A royal ox eats bowls of maize and grass during an annual Royal Plowing ceremony in Bangkok, Thailand, Wednesday, May 11, 2005. Thailand’s royal soothsayer predicted heavy rains and plentiful crops for the country at the annual ceremony Wednesday, after two sacred oxen ate from symbolic bowls of maize and grass. (AP Photo/Sakchai Lalit)
Thai royal oxen predict rainy, productive year
Wednesday May 11 2005
BANGKOK (Reuters) – Sacred Thai oxen predicted good fortunes for the coming year on Wednesday with abundant rains and healthy crops, a similar prediction to last year which saw one of the worst droughts in years.
The ancient ploughing ceremony in Buddhist Thailand, overseen by Crown Prince Maha Vajiralongkorn, marks the end of the dry season and is meant to herald an auspicious start for the rice-planting season in a region where many people still depend on agriculture.
In a ritual outside the gilded pagodas of Bangkok’s Grand Palace telecast live on television, the oxen ploughed a symbolic furrow in the dusty ground then tucked into grass and corn off banana-leaf platters, signifying a bountiful harvest and ample rains.

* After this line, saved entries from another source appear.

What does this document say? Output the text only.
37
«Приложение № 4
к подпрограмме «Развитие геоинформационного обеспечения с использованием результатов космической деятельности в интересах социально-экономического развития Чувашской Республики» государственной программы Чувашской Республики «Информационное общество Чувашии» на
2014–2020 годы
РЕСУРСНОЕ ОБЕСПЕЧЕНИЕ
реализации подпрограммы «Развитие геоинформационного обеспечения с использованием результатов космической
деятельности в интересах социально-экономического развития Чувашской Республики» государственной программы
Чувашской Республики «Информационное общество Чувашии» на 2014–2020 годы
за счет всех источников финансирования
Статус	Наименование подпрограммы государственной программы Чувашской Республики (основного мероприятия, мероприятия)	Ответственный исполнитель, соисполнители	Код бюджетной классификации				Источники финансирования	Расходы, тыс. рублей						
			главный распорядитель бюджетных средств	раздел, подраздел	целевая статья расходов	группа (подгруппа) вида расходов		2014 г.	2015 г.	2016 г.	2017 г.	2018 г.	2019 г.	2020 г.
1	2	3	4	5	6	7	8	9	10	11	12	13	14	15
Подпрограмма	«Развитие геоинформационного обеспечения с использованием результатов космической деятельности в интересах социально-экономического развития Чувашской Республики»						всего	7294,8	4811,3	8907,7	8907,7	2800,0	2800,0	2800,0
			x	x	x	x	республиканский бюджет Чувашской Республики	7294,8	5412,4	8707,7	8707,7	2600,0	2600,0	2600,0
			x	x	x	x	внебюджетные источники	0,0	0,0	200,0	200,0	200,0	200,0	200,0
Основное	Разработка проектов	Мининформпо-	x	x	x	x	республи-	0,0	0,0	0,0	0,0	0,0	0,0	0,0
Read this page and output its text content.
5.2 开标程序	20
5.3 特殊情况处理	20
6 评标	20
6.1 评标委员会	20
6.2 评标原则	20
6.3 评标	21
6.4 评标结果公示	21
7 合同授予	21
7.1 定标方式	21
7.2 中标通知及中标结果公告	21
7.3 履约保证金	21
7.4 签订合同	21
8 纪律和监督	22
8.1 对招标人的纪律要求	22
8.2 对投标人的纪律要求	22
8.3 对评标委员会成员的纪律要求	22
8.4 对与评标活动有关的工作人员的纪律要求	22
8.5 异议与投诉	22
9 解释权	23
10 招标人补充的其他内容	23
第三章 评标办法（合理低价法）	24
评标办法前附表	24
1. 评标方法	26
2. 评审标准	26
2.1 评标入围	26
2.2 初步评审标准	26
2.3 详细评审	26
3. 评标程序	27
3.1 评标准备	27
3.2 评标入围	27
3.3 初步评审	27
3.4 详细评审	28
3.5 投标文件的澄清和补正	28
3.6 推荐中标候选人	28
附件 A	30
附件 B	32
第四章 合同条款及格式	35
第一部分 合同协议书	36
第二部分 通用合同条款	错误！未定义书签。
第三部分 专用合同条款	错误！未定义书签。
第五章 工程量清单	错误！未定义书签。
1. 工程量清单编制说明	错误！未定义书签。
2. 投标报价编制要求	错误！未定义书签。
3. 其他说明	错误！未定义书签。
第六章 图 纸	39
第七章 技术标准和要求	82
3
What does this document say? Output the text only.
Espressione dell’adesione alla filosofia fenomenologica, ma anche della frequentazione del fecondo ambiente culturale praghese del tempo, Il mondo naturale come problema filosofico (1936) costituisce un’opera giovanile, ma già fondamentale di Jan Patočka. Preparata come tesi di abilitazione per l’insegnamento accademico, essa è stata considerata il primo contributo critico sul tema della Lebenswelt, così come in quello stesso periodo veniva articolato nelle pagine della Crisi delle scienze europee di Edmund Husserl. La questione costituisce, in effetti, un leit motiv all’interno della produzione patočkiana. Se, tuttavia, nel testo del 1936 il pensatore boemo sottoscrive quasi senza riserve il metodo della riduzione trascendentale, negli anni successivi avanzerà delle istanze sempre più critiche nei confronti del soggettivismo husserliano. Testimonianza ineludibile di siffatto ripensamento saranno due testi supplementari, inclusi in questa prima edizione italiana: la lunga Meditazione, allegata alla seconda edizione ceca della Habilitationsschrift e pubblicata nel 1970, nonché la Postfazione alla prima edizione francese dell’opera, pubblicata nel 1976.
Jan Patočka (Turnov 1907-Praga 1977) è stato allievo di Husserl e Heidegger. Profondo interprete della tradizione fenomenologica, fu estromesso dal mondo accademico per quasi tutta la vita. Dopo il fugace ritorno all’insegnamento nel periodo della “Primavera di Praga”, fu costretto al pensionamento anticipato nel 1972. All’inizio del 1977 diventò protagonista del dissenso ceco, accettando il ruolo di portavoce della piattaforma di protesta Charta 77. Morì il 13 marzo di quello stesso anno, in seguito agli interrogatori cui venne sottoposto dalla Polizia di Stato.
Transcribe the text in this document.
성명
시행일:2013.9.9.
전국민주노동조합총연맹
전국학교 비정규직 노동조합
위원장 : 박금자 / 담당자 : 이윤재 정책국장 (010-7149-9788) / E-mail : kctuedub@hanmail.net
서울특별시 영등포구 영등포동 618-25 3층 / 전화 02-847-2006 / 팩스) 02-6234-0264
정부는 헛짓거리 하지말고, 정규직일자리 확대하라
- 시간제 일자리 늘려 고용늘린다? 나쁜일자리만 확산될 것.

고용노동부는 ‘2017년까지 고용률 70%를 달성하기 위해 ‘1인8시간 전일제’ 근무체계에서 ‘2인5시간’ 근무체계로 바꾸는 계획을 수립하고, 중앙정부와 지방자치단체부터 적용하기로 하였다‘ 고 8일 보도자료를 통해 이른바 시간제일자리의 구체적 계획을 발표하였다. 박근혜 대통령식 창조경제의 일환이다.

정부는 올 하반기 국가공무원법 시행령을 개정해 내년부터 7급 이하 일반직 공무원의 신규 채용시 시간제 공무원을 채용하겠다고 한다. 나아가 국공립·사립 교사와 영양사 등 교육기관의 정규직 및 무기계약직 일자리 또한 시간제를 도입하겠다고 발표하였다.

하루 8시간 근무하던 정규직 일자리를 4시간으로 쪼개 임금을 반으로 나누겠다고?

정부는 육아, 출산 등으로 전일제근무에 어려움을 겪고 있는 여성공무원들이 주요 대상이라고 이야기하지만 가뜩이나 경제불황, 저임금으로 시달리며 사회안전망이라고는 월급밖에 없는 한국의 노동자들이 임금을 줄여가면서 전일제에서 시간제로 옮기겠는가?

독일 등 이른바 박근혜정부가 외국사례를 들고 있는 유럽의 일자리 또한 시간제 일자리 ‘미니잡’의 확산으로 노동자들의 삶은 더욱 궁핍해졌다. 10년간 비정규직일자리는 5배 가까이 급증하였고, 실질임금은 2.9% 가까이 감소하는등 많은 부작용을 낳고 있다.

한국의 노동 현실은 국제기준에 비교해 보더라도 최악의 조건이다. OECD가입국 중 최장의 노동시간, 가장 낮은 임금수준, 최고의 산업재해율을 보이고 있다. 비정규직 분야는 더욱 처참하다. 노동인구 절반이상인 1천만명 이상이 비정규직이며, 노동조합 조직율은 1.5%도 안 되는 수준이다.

Offered a range of dishes, the Thai bulls steered clear of alcohol — which signifies trade and transport — but also turned up their noses at a plate of rice, the staple diet of the southeast Asian nation’s 63 million people.
In a related rite, the ploughing chief picked a costume that meant there would be a lot of water this year.
The prediction was similar to last year, but Thailand went on to face a prolonged drought which cut rice production by 11 percent and trimmed economic growth forecasts.